Together, the roses create a lovely, peaceful walk with a view. If you arrive here on the garden’s busiest day for lunch in the height of summer, serene may not be your first thought, but later in the day, the garden falls not silent, but quiet, with a still serenity.
Sharing this reminds me why I chose susurrus as my screen name when first starting to blog (read about that here).
If you’re in need of a serenity fix, check out the other posts on this week’s photo challenge: serene.
35 Replies to “Serene: Path Framed By Rambling Roses”
I think when I first found your blog I told you that “susurrus” was one of my favorite words, and that’s why I had to find out more about your blog. So of course today I had to click on the link to see your first post. And now I’m trying to imagine the wonder of that rose sigh.
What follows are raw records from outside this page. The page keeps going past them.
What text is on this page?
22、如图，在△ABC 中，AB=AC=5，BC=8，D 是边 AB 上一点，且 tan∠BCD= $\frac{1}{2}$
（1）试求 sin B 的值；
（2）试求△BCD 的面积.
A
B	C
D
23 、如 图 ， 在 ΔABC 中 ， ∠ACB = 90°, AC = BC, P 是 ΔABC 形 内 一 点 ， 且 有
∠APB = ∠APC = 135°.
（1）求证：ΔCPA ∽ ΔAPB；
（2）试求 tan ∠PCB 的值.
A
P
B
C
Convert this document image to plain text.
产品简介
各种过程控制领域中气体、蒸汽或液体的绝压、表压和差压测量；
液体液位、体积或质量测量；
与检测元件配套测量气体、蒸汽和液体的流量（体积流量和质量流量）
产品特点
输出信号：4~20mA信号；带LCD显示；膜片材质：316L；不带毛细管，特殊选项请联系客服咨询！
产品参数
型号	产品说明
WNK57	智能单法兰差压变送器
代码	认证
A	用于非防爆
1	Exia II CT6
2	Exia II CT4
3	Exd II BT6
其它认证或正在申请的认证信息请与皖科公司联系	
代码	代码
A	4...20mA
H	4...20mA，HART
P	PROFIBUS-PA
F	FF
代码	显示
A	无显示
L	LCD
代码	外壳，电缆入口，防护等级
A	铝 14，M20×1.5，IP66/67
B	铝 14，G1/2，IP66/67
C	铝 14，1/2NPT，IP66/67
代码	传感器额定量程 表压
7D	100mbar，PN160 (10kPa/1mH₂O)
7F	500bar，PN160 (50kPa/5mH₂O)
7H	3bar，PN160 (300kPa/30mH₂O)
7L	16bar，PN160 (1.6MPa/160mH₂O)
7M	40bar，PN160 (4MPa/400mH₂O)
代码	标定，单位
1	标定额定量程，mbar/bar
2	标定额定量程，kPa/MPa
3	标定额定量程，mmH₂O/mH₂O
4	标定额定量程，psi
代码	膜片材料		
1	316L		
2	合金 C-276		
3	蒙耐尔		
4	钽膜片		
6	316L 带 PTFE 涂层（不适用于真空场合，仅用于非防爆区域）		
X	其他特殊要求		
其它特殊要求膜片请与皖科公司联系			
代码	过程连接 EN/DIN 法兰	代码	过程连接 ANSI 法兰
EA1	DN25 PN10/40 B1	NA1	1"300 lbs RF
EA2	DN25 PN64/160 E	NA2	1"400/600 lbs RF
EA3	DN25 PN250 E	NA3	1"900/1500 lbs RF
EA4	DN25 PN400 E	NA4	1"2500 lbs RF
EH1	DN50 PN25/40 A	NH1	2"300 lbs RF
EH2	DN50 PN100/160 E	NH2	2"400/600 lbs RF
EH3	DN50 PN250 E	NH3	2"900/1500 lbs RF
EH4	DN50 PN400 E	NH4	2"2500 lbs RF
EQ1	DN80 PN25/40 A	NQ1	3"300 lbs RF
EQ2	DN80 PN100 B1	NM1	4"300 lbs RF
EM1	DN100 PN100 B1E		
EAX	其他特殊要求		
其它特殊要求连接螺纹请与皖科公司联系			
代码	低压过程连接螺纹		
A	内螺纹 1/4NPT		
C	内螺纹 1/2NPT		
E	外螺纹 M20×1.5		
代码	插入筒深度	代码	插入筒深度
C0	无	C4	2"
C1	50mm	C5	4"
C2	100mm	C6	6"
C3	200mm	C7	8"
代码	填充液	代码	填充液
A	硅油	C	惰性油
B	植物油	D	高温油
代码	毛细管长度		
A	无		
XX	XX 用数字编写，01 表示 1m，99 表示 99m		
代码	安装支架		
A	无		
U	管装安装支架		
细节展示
I like the thought that each blog post is a kind of whisper, heard or not. And thanks for the serenity — that photo is quite the sedative!
I remember that. I’m pretty consistent in associating a rose garden in full bloom with some form of contentment.
Phyllis Bide is one of my favorites too
The mix of colours – cream, blush pink and apricot – makes it very photogenic. I do like ramblers in general, but they can be so huge that by the time you get most of them in the frame, the flowers seem rather insignificant.
absolutely beautiful – both the roses and your framing!
I’ve never wanted to visit David Austen’s place but that single photo means it’s now on my list. If only to sit on that chair for a while.
If the garden just had that one, long rose walk, I’d still think it was worth a visit.
I’m so glad to know about your screen name. I just thought it was a take-off on your real name. Both names are beautiful.
Thank you – it’s a little bit of both 🙂
Gorgeous. Absolutely gorgeous!
It’s a good job we never suffer from blossom overload, or this would trigger a bout!